Los Angeles Mayor Antonio Villaraigosa pictured (center) with Mr. Czyzyk (left) and Gina Marie Lindsey, Executive Director of Los Angeles World Airports (right) noted that the new reefer operation will “build both jobs and trade for Southern California”.
Gina Marie agreed calling the facility a new landmark for air shippers.
Geoffrey


Traxon Grows Product Line

     Traxon Europe brings the latest version of its established product Traxon Line to market and so far the word has been positive.
     “Traxon Line has provided us with measurable improvements in our logistics processes,” says Adil Turk, (left) the man from Mars, a freight company located in Bahrain.
     “Along with an array of features enabling easy and efficient cargo management, we are impressed by its outstanding customer service and remarkable cost savings.”
     The current version of Traxon Line, the company says “adds an advantage for small forwarders’ ability to utilize the application with ease, because no sizable technical investment is required and because the product is available as both a single and a multi-user application”.

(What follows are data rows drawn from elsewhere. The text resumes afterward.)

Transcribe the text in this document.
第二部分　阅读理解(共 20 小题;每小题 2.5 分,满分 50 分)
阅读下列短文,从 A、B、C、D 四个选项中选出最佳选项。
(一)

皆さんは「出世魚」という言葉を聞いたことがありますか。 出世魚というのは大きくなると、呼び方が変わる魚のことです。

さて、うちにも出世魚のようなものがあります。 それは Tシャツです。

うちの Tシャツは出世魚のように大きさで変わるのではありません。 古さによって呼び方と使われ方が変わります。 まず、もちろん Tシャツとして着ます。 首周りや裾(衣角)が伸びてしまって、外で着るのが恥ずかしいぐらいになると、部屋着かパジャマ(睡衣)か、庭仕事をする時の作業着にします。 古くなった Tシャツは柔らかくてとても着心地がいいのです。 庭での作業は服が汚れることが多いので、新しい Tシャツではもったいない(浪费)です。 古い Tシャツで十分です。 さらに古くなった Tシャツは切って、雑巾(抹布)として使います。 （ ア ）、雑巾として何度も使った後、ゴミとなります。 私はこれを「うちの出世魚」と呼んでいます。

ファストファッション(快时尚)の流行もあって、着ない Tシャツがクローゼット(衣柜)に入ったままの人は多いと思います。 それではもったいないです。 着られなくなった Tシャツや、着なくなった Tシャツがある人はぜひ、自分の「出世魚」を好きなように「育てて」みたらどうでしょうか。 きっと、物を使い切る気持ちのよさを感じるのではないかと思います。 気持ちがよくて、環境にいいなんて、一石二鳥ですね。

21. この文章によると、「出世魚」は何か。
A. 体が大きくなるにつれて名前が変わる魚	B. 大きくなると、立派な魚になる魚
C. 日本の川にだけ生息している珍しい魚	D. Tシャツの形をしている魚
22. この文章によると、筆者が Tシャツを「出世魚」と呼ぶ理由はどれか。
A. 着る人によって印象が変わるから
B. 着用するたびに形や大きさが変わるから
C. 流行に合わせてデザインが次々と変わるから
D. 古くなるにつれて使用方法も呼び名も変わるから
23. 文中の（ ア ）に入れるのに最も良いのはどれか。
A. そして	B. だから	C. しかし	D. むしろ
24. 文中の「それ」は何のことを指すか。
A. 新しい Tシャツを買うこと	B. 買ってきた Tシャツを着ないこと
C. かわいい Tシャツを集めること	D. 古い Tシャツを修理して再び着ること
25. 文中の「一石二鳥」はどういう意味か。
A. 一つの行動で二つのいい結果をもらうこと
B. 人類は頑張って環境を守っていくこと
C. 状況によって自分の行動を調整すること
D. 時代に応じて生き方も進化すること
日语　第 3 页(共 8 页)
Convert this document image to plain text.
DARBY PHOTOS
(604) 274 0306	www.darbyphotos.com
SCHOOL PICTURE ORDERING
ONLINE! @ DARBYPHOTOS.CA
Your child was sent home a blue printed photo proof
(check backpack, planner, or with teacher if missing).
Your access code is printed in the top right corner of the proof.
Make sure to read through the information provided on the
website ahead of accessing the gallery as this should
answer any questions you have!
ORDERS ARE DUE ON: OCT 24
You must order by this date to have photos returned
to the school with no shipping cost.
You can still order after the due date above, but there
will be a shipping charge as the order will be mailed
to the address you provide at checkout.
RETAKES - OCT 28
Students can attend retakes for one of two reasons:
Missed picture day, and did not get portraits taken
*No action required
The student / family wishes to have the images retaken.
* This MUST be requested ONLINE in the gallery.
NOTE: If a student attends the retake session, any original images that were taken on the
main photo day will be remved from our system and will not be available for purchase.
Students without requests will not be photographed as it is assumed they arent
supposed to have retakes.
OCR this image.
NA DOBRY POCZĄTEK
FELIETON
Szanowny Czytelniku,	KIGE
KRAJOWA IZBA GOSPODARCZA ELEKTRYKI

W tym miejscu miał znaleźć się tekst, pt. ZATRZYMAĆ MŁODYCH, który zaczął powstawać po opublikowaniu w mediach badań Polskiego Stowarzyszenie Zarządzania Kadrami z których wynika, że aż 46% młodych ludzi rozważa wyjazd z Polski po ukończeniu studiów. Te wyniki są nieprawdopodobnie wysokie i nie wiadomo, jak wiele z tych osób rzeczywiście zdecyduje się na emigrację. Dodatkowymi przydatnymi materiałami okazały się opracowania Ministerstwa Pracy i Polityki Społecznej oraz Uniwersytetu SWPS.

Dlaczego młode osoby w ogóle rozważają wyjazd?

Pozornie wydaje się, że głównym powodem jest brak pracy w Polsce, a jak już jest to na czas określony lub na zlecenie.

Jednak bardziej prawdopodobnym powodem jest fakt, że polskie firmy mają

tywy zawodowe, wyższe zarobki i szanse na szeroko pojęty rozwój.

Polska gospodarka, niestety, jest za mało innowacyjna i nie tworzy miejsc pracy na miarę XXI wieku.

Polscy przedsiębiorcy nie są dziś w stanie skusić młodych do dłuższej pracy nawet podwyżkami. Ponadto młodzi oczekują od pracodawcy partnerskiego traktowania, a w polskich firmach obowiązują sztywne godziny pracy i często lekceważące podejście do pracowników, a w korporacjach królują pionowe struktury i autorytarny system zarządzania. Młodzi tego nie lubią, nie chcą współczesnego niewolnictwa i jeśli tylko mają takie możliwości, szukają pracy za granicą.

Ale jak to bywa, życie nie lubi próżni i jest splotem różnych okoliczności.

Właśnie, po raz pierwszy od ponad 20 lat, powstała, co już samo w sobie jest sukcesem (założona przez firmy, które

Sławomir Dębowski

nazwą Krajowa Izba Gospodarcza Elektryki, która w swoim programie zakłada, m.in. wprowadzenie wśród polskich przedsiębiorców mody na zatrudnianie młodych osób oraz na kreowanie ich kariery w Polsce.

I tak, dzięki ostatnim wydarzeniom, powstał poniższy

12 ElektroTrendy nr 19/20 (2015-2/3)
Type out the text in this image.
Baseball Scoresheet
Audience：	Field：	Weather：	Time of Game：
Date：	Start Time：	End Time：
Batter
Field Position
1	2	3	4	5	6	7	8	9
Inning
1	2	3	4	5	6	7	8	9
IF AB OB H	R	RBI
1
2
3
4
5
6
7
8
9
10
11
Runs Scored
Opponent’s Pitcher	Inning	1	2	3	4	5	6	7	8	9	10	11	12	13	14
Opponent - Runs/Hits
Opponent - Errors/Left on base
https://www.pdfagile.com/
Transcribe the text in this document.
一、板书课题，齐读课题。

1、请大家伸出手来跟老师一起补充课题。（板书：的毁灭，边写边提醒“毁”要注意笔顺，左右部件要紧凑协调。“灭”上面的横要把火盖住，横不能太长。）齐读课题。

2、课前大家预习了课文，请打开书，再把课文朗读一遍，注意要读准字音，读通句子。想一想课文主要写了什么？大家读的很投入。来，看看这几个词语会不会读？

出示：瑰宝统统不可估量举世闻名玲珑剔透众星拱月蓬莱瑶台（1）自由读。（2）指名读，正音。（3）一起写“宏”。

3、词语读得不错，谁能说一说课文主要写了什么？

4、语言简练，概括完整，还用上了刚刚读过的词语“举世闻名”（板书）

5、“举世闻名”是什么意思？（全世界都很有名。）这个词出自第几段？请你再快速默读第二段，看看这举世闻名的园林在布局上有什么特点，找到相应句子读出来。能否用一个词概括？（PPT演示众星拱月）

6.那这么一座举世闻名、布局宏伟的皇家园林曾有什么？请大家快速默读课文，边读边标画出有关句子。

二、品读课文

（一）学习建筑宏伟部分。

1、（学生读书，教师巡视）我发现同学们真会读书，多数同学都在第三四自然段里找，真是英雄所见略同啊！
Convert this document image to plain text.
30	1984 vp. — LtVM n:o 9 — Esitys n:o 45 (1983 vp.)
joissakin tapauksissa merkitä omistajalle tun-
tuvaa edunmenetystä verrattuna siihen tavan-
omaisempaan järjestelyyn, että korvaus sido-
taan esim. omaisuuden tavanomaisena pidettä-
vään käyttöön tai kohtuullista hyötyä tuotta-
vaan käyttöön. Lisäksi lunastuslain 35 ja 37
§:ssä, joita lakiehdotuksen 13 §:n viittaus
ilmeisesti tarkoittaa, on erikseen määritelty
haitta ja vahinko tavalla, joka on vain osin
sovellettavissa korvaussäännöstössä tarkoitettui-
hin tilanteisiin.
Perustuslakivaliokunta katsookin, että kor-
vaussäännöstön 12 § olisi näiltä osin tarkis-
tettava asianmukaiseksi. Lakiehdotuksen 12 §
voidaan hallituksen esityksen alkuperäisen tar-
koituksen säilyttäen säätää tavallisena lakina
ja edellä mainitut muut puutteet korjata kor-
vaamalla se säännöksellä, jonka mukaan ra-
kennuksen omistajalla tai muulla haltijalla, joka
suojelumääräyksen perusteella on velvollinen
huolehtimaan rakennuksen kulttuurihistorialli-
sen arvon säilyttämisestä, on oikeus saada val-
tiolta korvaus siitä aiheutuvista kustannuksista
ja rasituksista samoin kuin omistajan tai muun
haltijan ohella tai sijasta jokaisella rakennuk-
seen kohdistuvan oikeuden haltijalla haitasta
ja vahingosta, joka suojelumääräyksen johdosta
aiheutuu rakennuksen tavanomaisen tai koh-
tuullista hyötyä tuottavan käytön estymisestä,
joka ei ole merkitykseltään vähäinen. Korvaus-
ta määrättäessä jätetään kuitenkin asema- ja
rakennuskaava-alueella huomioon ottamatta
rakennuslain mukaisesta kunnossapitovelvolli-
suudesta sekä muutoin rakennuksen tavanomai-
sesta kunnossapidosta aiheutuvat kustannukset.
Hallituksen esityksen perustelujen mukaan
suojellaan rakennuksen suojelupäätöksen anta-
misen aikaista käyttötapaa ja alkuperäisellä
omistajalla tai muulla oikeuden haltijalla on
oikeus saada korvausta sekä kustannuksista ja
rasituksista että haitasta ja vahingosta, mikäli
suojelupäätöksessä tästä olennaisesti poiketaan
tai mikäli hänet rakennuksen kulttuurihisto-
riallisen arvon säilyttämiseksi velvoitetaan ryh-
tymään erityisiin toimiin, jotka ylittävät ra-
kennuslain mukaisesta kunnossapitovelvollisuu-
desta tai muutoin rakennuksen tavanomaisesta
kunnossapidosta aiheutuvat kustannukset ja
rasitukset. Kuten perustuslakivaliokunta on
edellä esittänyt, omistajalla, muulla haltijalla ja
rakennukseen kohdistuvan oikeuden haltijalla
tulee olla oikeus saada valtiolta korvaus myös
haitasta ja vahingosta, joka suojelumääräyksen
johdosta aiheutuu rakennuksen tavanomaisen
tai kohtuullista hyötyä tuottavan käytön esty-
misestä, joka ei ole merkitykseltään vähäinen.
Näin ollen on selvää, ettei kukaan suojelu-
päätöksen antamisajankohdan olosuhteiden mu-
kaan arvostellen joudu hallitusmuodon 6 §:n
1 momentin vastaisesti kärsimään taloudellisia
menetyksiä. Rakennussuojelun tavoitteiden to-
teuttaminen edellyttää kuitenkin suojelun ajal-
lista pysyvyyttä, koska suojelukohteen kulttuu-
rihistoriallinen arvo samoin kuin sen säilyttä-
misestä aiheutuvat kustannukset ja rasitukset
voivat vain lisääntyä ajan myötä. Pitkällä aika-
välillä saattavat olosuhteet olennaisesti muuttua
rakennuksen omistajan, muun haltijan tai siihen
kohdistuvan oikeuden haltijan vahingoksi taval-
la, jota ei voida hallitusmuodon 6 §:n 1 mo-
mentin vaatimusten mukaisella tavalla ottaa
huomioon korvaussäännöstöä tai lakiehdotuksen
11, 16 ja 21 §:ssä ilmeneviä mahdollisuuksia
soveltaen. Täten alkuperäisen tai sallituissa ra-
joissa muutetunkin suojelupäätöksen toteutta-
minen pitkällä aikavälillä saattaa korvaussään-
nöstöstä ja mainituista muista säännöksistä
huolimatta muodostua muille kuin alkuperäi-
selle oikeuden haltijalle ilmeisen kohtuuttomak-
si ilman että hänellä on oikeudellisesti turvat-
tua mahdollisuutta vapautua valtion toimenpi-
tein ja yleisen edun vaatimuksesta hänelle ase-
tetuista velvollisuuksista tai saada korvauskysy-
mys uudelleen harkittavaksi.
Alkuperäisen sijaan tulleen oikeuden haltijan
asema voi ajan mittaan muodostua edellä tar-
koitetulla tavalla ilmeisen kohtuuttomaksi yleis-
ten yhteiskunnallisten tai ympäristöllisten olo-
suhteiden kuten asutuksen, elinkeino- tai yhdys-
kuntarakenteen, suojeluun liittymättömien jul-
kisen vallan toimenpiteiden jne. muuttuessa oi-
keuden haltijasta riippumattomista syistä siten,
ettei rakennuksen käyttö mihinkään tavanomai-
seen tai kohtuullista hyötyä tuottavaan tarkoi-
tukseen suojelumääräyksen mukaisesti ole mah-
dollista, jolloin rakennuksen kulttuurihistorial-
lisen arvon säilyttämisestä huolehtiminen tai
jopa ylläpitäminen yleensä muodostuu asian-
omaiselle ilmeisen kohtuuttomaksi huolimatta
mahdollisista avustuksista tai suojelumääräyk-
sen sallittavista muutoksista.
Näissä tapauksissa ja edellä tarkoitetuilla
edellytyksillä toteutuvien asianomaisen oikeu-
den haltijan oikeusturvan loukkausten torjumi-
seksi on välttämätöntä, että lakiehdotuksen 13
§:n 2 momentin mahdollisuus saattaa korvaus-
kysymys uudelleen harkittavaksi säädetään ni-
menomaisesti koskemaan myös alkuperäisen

     A closer look reveals Traxon Line offers functions including Flight Schedule and Availability Inquiry, e-Booking, and the transmission of e-Air Waybills and e-Consolidation Lists.
     TL also provides detailed Tracking & Tracing functions and extensive data archiving.
     “Traxon Line allows for reduction of costs and increased efficiency with no hard-to-meet requirements, because Traxon Line is a ready to go application,” Karin Siegmund, Traxon senior marketing manager told Air Cargo News FlyingTypers.
     “Implementation is fast and smooth, no direct technical investments are needed, and Traxon Line is Windows as well as IATA e-freight compatible.”